На следующее утро (в субботу) я выскользнул из «Буна-Верке» с тяжелым саквояжем, возвратился на Садовую и принялся просматривать еженедельный рапорт о ходе строительства. Естественно, он содержал множество расчетов, касавшихся нового бытового комплекса в Моновице.
В два ко мне пришла гостья, молодая женщина по имени Лоремэри Баллах, и я в течение сорока пяти минут развлекал ее. Это свидание было прощальным. Лоремэри, жене моего коллеги Петера Баллаха (добродушного и одаренного металлурга), здесь не нравилось, мужу ее тоже. В конце концов картель разрешил ему вернуться в Управление.
– Не пиши, – сказала она, одеваясь. – Во всяком случае, пока все это не кончится.
Я вновь обратился к работе. Столько-то цемента, столько-то леса, столько-то колючей проволоки. Между делом я отмечал в себе облегчение, равно как и сожаление, вызванные тем, что Лоремэри со мной больше нет (придется искать замену). У донжуанов вроде меня имеется девиз: «Соврати жену и оболги мужа», и, ложась с Лоремэри в постель, я всегда с осадочком неловкости вспоминал Петера – его полные губы, захлебывающийся смех, криво застегнутый жилет.

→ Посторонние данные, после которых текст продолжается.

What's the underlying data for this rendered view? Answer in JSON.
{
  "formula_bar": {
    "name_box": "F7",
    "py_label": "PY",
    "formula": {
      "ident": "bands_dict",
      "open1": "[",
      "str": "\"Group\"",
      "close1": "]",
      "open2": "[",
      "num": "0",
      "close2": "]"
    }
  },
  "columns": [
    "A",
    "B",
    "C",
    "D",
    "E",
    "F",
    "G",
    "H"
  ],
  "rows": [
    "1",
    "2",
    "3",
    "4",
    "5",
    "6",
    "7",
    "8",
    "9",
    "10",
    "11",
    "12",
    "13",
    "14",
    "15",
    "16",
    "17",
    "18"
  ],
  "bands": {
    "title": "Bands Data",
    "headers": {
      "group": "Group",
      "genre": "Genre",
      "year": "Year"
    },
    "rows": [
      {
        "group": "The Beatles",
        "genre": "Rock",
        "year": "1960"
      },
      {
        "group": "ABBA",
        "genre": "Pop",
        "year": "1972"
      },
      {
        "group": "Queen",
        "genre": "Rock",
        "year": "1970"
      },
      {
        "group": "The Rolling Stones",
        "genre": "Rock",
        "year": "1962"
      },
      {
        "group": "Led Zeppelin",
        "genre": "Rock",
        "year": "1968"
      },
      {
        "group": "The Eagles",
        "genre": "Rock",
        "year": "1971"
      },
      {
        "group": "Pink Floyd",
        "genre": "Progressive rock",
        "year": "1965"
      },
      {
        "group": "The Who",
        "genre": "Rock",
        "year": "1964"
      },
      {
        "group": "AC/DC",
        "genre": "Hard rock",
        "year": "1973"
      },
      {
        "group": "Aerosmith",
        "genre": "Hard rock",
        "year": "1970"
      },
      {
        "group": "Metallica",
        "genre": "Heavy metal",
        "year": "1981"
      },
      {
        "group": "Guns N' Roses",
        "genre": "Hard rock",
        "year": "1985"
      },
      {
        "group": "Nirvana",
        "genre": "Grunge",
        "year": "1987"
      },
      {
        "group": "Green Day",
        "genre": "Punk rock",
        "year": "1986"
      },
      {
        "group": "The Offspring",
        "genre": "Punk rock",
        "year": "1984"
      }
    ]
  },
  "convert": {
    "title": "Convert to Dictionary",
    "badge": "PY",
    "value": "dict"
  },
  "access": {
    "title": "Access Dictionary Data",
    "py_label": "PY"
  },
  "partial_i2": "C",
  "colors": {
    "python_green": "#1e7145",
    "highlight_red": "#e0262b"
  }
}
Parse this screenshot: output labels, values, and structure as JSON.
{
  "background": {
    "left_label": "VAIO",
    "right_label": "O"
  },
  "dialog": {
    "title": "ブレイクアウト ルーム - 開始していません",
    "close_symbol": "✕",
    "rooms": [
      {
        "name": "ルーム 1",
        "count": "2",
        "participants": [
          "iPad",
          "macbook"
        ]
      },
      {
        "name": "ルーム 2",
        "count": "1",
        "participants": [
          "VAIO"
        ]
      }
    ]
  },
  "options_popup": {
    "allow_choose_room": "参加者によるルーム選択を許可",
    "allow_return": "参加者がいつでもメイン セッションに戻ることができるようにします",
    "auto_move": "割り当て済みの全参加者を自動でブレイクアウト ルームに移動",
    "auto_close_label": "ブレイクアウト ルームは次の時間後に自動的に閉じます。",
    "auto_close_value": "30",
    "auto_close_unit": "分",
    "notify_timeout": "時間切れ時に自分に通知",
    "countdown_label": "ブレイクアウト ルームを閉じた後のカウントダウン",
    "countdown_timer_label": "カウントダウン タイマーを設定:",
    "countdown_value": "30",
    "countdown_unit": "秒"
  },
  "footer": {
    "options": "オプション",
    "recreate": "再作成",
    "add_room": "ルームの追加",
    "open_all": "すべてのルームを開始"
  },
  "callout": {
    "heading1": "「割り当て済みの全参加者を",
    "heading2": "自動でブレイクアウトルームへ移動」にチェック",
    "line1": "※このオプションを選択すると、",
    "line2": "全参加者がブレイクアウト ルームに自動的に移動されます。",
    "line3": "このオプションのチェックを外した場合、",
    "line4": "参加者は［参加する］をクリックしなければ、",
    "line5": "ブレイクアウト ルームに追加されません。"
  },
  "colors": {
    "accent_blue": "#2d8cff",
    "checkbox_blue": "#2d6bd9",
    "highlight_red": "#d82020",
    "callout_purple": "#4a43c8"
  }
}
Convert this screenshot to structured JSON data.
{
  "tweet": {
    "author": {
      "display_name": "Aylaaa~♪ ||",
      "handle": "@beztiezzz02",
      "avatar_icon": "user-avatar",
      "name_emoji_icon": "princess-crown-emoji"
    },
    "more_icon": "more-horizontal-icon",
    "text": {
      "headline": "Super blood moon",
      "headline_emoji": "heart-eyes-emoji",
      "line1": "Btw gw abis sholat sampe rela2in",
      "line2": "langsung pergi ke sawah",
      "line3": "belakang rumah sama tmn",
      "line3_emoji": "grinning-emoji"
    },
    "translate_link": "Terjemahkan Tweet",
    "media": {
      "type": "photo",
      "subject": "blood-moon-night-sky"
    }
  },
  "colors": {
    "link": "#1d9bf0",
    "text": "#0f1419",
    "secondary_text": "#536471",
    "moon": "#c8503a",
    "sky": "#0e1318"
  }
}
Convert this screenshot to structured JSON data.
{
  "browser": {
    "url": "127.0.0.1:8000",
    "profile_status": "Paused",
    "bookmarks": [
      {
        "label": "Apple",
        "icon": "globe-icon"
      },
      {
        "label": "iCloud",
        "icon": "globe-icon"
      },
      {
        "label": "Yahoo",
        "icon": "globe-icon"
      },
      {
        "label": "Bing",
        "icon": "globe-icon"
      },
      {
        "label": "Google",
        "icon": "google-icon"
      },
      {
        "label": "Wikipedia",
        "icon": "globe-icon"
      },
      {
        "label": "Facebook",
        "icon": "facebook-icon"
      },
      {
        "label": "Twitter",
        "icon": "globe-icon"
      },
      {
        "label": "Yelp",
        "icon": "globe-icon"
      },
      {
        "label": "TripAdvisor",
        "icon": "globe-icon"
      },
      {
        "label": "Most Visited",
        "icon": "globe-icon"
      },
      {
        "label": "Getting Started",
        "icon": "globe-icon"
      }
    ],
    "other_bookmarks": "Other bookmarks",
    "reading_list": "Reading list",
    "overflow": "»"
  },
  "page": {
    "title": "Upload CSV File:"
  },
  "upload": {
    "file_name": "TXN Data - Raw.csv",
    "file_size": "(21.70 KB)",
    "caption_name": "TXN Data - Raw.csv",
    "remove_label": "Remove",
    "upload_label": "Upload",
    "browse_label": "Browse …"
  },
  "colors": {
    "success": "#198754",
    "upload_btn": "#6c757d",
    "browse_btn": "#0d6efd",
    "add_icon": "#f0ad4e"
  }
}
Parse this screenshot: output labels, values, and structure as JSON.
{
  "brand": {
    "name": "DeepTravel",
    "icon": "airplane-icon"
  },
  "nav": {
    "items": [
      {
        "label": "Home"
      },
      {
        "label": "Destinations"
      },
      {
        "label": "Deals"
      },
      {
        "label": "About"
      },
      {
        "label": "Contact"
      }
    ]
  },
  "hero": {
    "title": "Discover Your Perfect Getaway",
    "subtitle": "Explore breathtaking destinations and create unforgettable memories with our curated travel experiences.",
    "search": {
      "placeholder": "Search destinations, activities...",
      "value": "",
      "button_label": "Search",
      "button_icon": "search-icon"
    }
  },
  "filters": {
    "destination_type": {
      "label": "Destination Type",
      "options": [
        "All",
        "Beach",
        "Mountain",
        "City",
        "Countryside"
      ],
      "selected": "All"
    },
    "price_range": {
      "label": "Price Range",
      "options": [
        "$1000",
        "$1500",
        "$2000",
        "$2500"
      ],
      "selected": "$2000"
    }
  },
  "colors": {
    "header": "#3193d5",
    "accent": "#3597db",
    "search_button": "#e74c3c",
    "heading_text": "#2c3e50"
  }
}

Обладая Ханной Долль, я никаких сожалений испытывать не стал бы. То, что она замужем за Комендантом, не составляло веской причины для любви к ней – но составляло вескую причину для того, чтобы затащить ее в постель. Я работал, складывая, вычитая, деля и умножая, и жаждал услышать мотоцикл Бориса (с его гостеприимной коляской).
Около половины девятого я встал из-за стола, чтобы извлечь из холодильника бутылку «Сансер».
Макс – Максик – неподвижно сидел на голых белых плитках пола, выпрямив спину и небрежно придерживая лапой маленькую и пыльную серую мышь. Жизнь еще теплилась в ней, мышь снизу вверх смотрела на Макса и словно бы улыбалась – улыбалась извиняющейся улыбкой, а затем жизнь выпорхнула из нее; Макс между тем продолжал смотреть в сторону. Убили ли ее кошачьи когти? Или смертельный страх? Как бы там ни было, Макс, не тратя зря времени, приступил к ужину.
Я вышел из дома и спустился в Старо Място. Пусто, как в комендантский час.
Что говорила мышь? Она говорила: чтобы смягчить мою участь, умиротворить тебя, я могу предложить лишь полноту и совершенство моей беззащитности.
А что говорил кот? Ничего он, естественно, не говорил. Лощеный, погруженный в мечты, царственный, принадлежащий к другому миру, другому порядку вещей.
Когда я вернулся в квартиру, Макс лежал, растянувшись на ковре в моем кабинете. Мышь исчезла, пожранная без следа, даже хвоста не осталось.
Той ночью небо над бескрайней евразийской равниной до очень позднего часа оставалось индигово-фиолетовым – цвет кровоподтека под прищемленным ногтем.
Шел август 1942 года.
2. Долль: Селекция
– Если Берлин передумает, – сказал мой визитер, – я дам вам знать. Спокойной ночи, майор.
И удалился.
Как и следовало ожидать, после происшедшего на перроне кошмара моя голова раскалывалась от боли. Я проглотил 2 таблетки аспирина (650 мг; 20.43), а на ночь несомненно придется принять «фанодорм». От Ханны никакого участия, понятное дело, не дождешься. Она, разумеется, видела, что я потрясен до мозга костей, и просто отвернулась, слегка вздернув подбородок, – как будто ее невзгоды по всем статьям превосходят мои…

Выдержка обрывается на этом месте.